All the units and zeros form a secure quantum key, and a hacker cannot know what it is.
But MDI-QKD has its own challenges, says Tittel, who were not involved in this latest experiment. This requires that both photons arrive at the relay at exactly the same time.
“We have found it difficult due to changes in the temperature of the device,” he said, which could upset the timing.
And that’s using dedicated fiber optic cables. To send photons through the air, atmospheric turbulence must be taken into account, which makes timing even more unpredictable.
That’s why the new experiment is so impressive, Tittel said. While China has been doing standard QKD with Micius since 2018, so far no one has determined how to do the more unbreakable long-distance encryption system without fiber optic cables to carry the photons back and forth.
In the new study, the researchers sent a safe key from MDI-QKD over 19.2 kilometers of open air between two buildings in the city of Hefei. To ensure that the photons arrive at the relay at exactly the same time, they developed algorithms that enabled the transmitter and receiver devices to account for the fluctuations in the atmosphere.
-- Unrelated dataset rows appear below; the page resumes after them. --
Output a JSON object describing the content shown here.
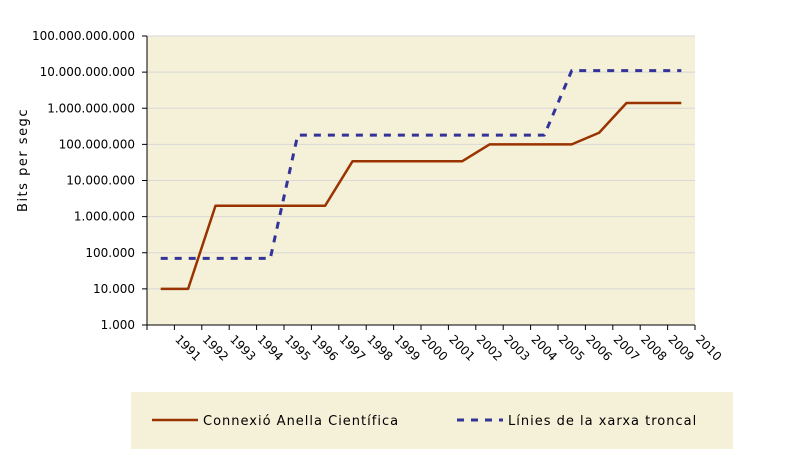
{
  "chart_data": {
    "type": "line",
    "ylabel": "Bits per segc",
    "yscale": "log",
    "ylim": [
      1000,
      100000000000
    ],
    "y_ticks": [
      {
        "value": 1000,
        "label": "1.000"
      },
      {
        "value": 10000,
        "label": "10.000"
      },
      {
        "value": 100000,
        "label": "100.000"
      },
      {
        "value": 1000000,
        "label": "1.000.000"
      },
      {
        "value": 10000000,
        "label": "10.000.000"
      },
      {
        "value": 100000000,
        "label": "100.000.000"
      },
      {
        "value": 1000000000,
        "label": "1.000.000.000"
      },
      {
        "value": 10000000000,
        "label": "10.000.000.000"
      },
      {
        "value": 100000000000,
        "label": "100.000.000.000"
      }
    ],
    "categories": [
      "1991",
      "1992",
      "1993",
      "1994",
      "1995",
      "1996",
      "1997",
      "1998",
      "1999",
      "2000",
      "2001",
      "2002",
      "2003",
      "2004",
      "2005",
      "2006",
      "2007",
      "2008",
      "2009",
      "2010"
    ],
    "grid": "horizontal",
    "legend_position": "bottom",
    "series": [
      {
        "name": "Connexió Anella Científica",
        "style": "solid",
        "color": "#993300",
        "values": [
          10000,
          10000,
          2000000,
          2000000,
          2000000,
          2000000,
          2000000,
          34000000,
          34000000,
          34000000,
          34000000,
          34000000,
          100000000,
          100000000,
          100000000,
          100000000,
          210000000,
          1400000000,
          1400000000,
          1400000000
        ]
      },
      {
        "name": "Línies de la xarxa troncal",
        "style": "dashed",
        "color": "#333399",
        "values": [
          70000,
          70000,
          70000,
          70000,
          70000,
          180000000,
          180000000,
          180000000,
          180000000,
          180000000,
          180000000,
          180000000,
          180000000,
          180000000,
          180000000,
          11000000000,
          11000000000,
          11000000000,
          11000000000,
          11000000000
        ]
      }
    ]
  },
  "colors": {
    "plot_background": "#f5f0d8",
    "legend_background": "#f5f0d8",
    "gridline": "#d8d8d8",
    "axis": "#000000"
  }
}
Getting MDI-QKD into space will require more problem-solving, including better algorithms that can offset the even greater distances.
“The second challenge we hope to overcome is related to the movement of satellites,” said Qiang Zhang, one of the authors of the article. tell Phys.org.
A moving target changes the behavior of photons in ways that must be taken into account very accurately to make the signal meaningful.
Title said the movement of the satellite makes MDI-QKD ‘very difficult’, but that it is likely that the USTC team will possibly pull it off.
If they do, they will develop a quantum network that is unrepairable by any known method of codebreaking. It would be the most secure long distance communication network in the world.